22.8.11

A bicicleta e a carroça

O movimento de incentivo ao uso de bicicleta nas grandes cidades me traz um gosto de passado. Passado porque é um retorno à época em que o automóvel não existia ou era algo a que a população ainda não tinha acesso. Quem poderia imaginar que após décadas sonhando em ter um veículo motorizado, as pessoas voltariam a desejar poder passear ou se locomover de bicicleta pelas ruas da cidade?

Os benefícios todo mundo já sabe, e os governos, pelo menos os mais esclarecidos, têm incentivado e criado condições, leia-se ciclovias, "bike lanes" ou "pistes ciclables" para o uso das magrelas. Em Toronto e Montréal há inclusive biclicletas públicas, alugáveis por qualquer pessoa. Os resultados são: melhoria das condiçoes de saúde da população, com a consequente economia de recursos da saúde pública, diminuição da poluição e dos engarrafamentos, socialização, economia doméstica do valor pago ao transporte ou ao combustível.

O passe mensal de metrô e ônibus em Toronto custa 121 dólares. Com esse valor compra-se uma bike usada ou nova em promoção na loja. Se a distância entre casa e trabalho permite o deslocamento via duas rodas, em um mês a bike já se pagou. Além de tudo isso, ainda há a diminuição do stress do trânsito para quem dirige.

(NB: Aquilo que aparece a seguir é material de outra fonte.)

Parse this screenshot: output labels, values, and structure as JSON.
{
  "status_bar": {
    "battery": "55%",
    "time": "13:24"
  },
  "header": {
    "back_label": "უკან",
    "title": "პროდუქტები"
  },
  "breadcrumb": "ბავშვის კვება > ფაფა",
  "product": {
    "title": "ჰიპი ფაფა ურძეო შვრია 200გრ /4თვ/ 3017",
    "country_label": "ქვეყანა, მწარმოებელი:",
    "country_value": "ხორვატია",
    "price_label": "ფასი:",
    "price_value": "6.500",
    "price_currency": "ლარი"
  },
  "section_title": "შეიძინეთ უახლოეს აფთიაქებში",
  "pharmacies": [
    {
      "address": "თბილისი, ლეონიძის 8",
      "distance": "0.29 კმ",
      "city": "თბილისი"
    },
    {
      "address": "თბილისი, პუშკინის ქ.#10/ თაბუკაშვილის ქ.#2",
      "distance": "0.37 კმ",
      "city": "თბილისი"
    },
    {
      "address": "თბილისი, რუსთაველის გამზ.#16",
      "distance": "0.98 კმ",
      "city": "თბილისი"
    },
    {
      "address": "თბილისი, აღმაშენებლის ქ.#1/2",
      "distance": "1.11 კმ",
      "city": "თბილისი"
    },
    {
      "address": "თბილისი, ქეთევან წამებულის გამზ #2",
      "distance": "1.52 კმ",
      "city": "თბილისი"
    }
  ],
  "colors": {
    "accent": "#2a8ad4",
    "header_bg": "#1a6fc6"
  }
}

Circular de bicicleta faz parte da minha história. Desde a pré-adolescência, quando o "camelo" ficava hospedado na casa dos meus avós, porque a minha casa era localizada em um morro com uma ladeira enorme, impossível de ser vencida com a força do pedal. Depois, com a ida para Salvador, outra terra de imensas ladeiras, onde o uso da bike só é possível na parte atlântica, as duas rodas viraram parte do passado.

Quando morei em Barreiras, no Oeste da Bahia, onde trabalhei por quatro anos e meio, retornei ao prazer de pedalar e passei muito tempo me deslocando de bicicleta. Nada se comparava ao sabor do vento, à sensação de liberdade e de relaxamento que o ciclismo trazia. A cidade é plana e eu vivia rodando para cima e para baixo. Pegava estradas vicinais e ia fazer trilhas em busca dos inúmeros rios de água cristalina que se espalham pela região.

Mas nem sempre as pessoas entendem os gostos pessoais, preferindo os gostos médios ditados pela sociedade de consumo. Em Barreiras, eu tinha um amigo de El Salvador (ou seria Nicarágua, nao lembro mais), um agrônomo e professor universitário, que se locomovia, inclusive para ir às aulas, em uma bike bem velhinha. Dessas que hoje faria o maior sucesso entre os hipsters. Veja aqui o que é isso.

A tal bicicleta não era bem vista pelos alunos. Era quase detestada.

Eles, principalmente as garotas, achavam que o mestre deveria ter um carro, algo mais compatível com o seu status de professor universitário. E de solteiro, diga-se de passagem. Mas ele nem ligava, gostava mesmo era de pedalar. Ou de economizar dinheiro e, de quebra, ter mais saúde e boa forma física.

Naquela cidade, eu usava a bicicleta para ir a todos os locais, mas nem precisava para ir ao trabalho. Eu morava perto, então ia andando. Tambem não saía à noite de bike para festas, como já vi várias pessoas fazendo em Montréal e Toronto, quando o clima e a temperatura permitem.

Sempre que eu saía para algum bar ou festa, voltava de carona, ou mesmo a pé. Cidade pequena, tudo perto. Eu até gostava, pois acabava fazendo novas amizades com quem me dava carona. Só uma vez, eu me lembro, o transporte foi bem diferente.

A festa tinha acabado, o dia já estava claro. Em Barreiras, a rodovia federal corta a cidade pelo meio. Eu e mais duas amigas estávamos na beira dessa estrada, sem transporte público ou carona disponível. Então nós pedimos ajuda a um carroceiro que ia passando.

Ele foi gentil e nos permitiu o acesso ao seu veículo movido a suor animal, de potência 1 HP. Lá fomos nós, voltando para o centro da cidade em cima da carroça, rebocada por um cavalo. Cavalo não, certamente um burro ou jegue. E a gente se divertindo um bocado, dando risada da cena, com o teor alcoólico talvez ainda alto, achando tudo engraçado. Rindo até das mercadorias, das frutas e verduras que dividiam o espaço conosco, e que nos olhavam desconfiadas. O carroceiro provavelmente estava indo para a feira.